The changes are tested via yaml2obj|obj2yaml round-trip as well as a
unit test which checks the corner cases of the string deserialization
logic.

Diff Detail

Event Timeline

labath created this revision.Mar 25 2019, 9:10 AM
Herald added a project: Restricted Project. · View Herald TranscriptMar 25 2019, 9:10 AM

Looks fine to me, but probably need a LLVM specific person for the final ok

Looks fine to me, but probably need a LLVM specific person for the final ok

Maybe @zturner or @amccarth could be the LLVM person ? :)

jhenderson added inline comments.Apr 4 2019, 6:25 AM
include/llvm/ObjectYAML/MinidumpYAML.h
70

Don't know about lifetime here, but could this be a StringRef?

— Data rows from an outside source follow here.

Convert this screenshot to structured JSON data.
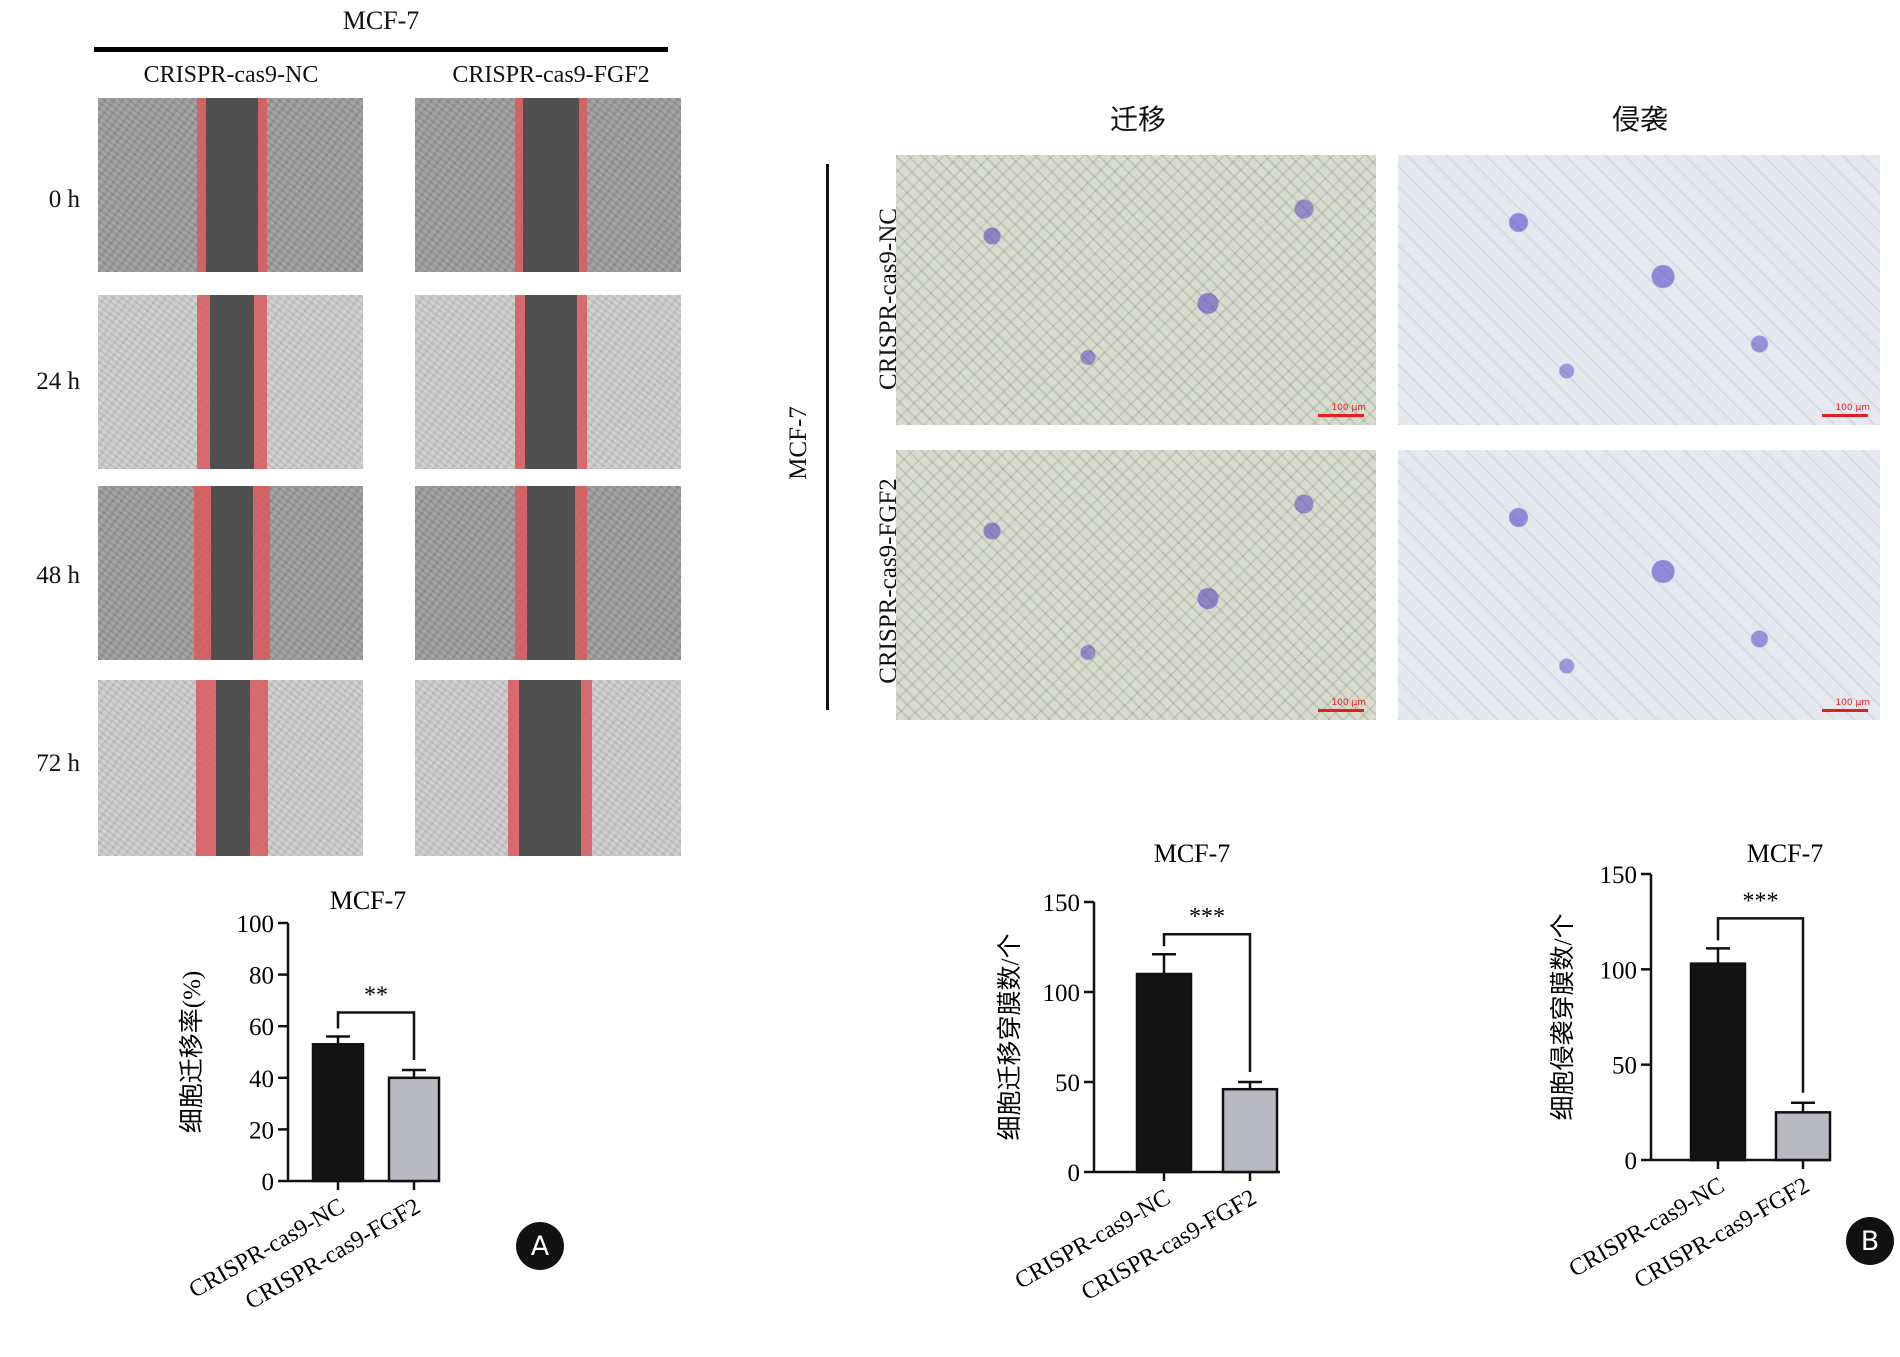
{
  "panelA": {
    "title": "MCF-7",
    "col_labels": [
      "CRISPR-cas9-NC",
      "CRISPR-cas9-FGF2"
    ],
    "row_labels": [
      "0 h",
      "24 h",
      "48 h",
      "72 h"
    ],
    "badge": "A"
  },
  "panelB": {
    "col_labels": [
      "迁移",
      "侵袭"
    ],
    "side_label": "MCF-7",
    "row_labels": [
      "CRISPR-cas9-NC",
      "CRISPR-cas9-FGF2"
    ],
    "scale_label": "100 μm",
    "badge": "B"
  },
  "colors": {
    "nc": "#141414",
    "fgf2": "#b9b9c1"
  },
  "chart_data": [
    {
      "type": "bar",
      "title": "MCF-7",
      "ylabel": "细胞迁移率(%)",
      "categories": [
        "CRISPR-cas9-NC",
        "CRISPR-cas9-FGF2"
      ],
      "values": [
        53,
        40
      ],
      "errors": [
        3,
        3
      ],
      "ylim": [
        0,
        100
      ],
      "yticks": [
        0,
        20,
        40,
        60,
        80,
        100
      ],
      "significance": "**"
    },
    {
      "type": "bar",
      "title": "MCF-7",
      "ylabel": "细胞迁移穿膜数/个",
      "categories": [
        "CRISPR-cas9-NC",
        "CRISPR-cas9-FGF2"
      ],
      "values": [
        110,
        46
      ],
      "errors": [
        11,
        4
      ],
      "ylim": [
        0,
        150
      ],
      "yticks": [
        0,
        50,
        100,
        150
      ],
      "significance": "***"
    },
    {
      "type": "bar",
      "title": "MCF-7",
      "ylabel": "细胞侵袭穿膜数/个",
      "categories": [
        "CRISPR-cas9-NC",
        "CRISPR-cas9-FGF2"
      ],
      "values": [
        103,
        25
      ],
      "errors": [
        8,
        5
      ],
      "ylim": [
        0,
        150
      ],
      "yticks": [
        0,
        50,
        100,
        150
      ],
      "significance": "***"
    }
  ]
}
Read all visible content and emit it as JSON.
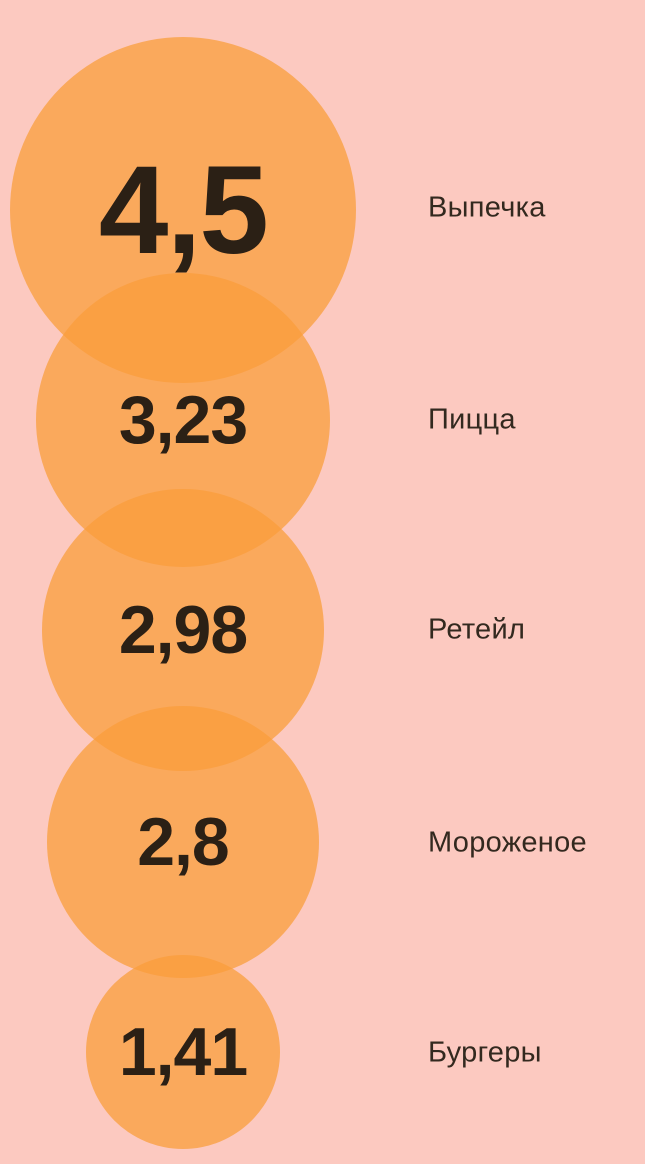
{
  "colors": {
    "background": "#fcc9c0",
    "bubble": "rgba(249,157,59,0.75)",
    "bubble_single_layer_rendered": "#faa85c",
    "bubble_overlap_rendered": "#f9a043",
    "number_text": "#2b2015",
    "label_text": "#33291f"
  },
  "chart_data": {
    "type": "bubble",
    "title": "",
    "orientation": "vertical column, circles overlapping, labels at right",
    "size_encoding": "circle area proportional to value",
    "categories": [
      "Выпечка",
      "Пицца",
      "Ретейл",
      "Мороженое",
      "Бургеры"
    ],
    "values": [
      4.5,
      3.23,
      2.98,
      2.8,
      1.41
    ],
    "points": [
      {
        "label": "Выпечка",
        "value": 4.5,
        "value_label": "4,5"
      },
      {
        "label": "Пицца",
        "value": 3.23,
        "value_label": "3,23"
      },
      {
        "label": "Ретейл",
        "value": 2.98,
        "value_label": "2,98"
      },
      {
        "label": "Мороженое",
        "value": 2.8,
        "value_label": "2,8"
      },
      {
        "label": "Бургеры",
        "value": 1.41,
        "value_label": "1,41"
      }
    ]
  }
}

unittests/Object/MinidumpTest.cpp
270

What about a case where the size field cannot fit in the remaining data?

labath marked 3 inline comments as done.Apr 4 2019, 6:44 AM
labath added inline comments.
include/llvm/ObjectYAML/MinidumpYAML.h
70

A StringRef would work when constructing this object from YAML (as there the yaml file can provide backing storage). However, when constructing this from a Minidump binary, that would not work, as the data is stored there in the utf16 form (so not the kind of "string" we usually work with).

It would probably be possible to pull of some kind of a trick like yaml::BinaryRef does, where this would be a special object, which could be backed either by a real (utf8) string, or by the minidump utf16 thingy. However, I don't think that would be worth the trouble, as these strings are fairly small. (Also, in order to validate the utf16 data (so I don't end up creating an invalid object and crash during serialization), I'd have to essentially decode the data into a std::string anyway and then throw the result away.)

unittests/Object/MinidumpTest.cpp
270

Ah yes, good catch. I'll add that.

labath updated this revision to Diff 193698.Apr 4 2019, 6:51 AM
labath marked an inline comment as done.

add the size-does-not-fit test case

This revision is now accepted and ready to land.Apr 4 2019, 7:48 AM
This revision was automatically updated to reflect the committed changes.